公式は、当期純利益 / 株主資本 で表す。
こうした分数指標は経営の現場では気を付ける必要がある。
本来は、分子(当期純利益)を上げることが大切なのに、分数指標であるため、分子と分母のバランスを重視してしまう可能性がある。
そうすると、企業の本来の目的である、事業の成長で当期利益を獲得するということから、財務や経営管理部門などが財務テクニックと社内権力を使い、分子(当期利益)を上げるためのコストカットや、分母を下げるための自社株買いなどを引き起こす。
2014年に、経済産業省より出された、「『持続的成長への競争力とインセンティブ~企業と投資家の望ましい関係構築~』プロジェクト」の最終報告書(通称、伊藤レポート)は、このROEを8%を目標値に据えた。
その結果、大手企業を中心に、ミドルシニア世代の早期退職制度(コストカット)と、発行済株式の買い戻し(自社株買い)が同時に起こった。

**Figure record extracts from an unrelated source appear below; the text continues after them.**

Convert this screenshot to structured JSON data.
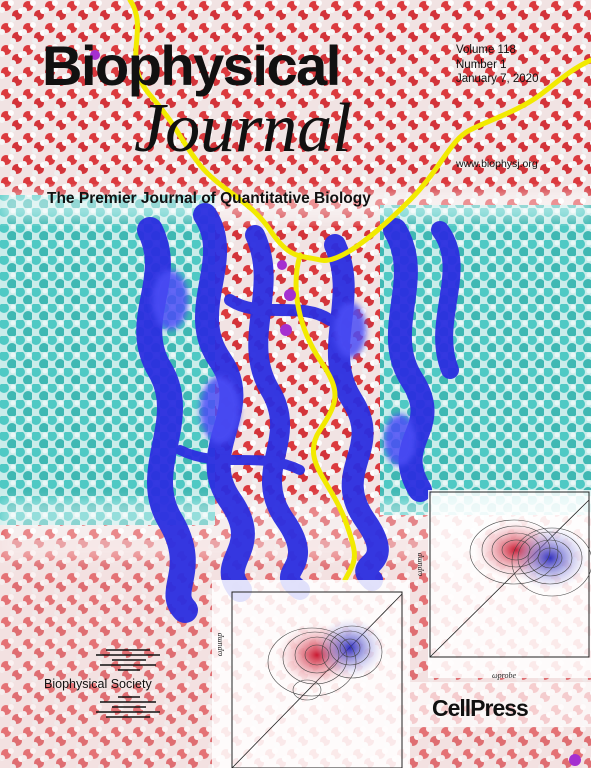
{
  "journal": {
    "title_line1": "Biophysical",
    "title_line2": "Journal",
    "tagline": "The Premier Journal of Quantitative Biology"
  },
  "issue": {
    "volume": "Volume 118",
    "number": "Number 1",
    "date": "January 7, 2020",
    "url": "www.biophysj.org"
  },
  "insets": [
    {
      "x_label": "ωprobe",
      "y_label": "ωpump"
    },
    {
      "x_label": "ωprobe",
      "y_label": "ωpump"
    }
  ],
  "publisher": {
    "society": "Biophysical Society",
    "press": "CellPress"
  },
  "colors": {
    "water": "#d8262b",
    "lipid": "#4fc9c4",
    "protein": "#2b2ee0",
    "path": "#f2ea00",
    "ion": "#a52fd0"
  }
}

経済が好況下の中でもリストラが増加する一方、自社株買いは2013年度は2兆円に満たなかったが、2022年度は9兆円規模になった。
つまり、大手企業は事業や人への投資を抑え、株主に報いる方向にお金を使ってきた。皮肉にもそれに貢献したのが持続的な企業の成長を目指す”伊藤レポート”である。
企業の持続的成長を目指す目的が、短期的株主資本主義への転換を加速した。
伊藤レポートの問題点は、"ROE8%"という分数の指標を重視することによる経営の多角的視点が欠けていることにある。
前述の通り本来は「分母が固定又は高まっても、分子がそれ以上に成長すること」を見るべきなのに、単に分数の結果を指標化したために、想定外の結果になることを軽視したためではないか。一つの単純な指標が、複雑な企業経営という現場でどのような事態を引き起こすかの配慮に欠けていたのではないかと思う。
国や大学の偉い人が言っているからではなく、どのように経営し、何が自社にとって望ましいかを考えることは、経営の本質ではないかと考える。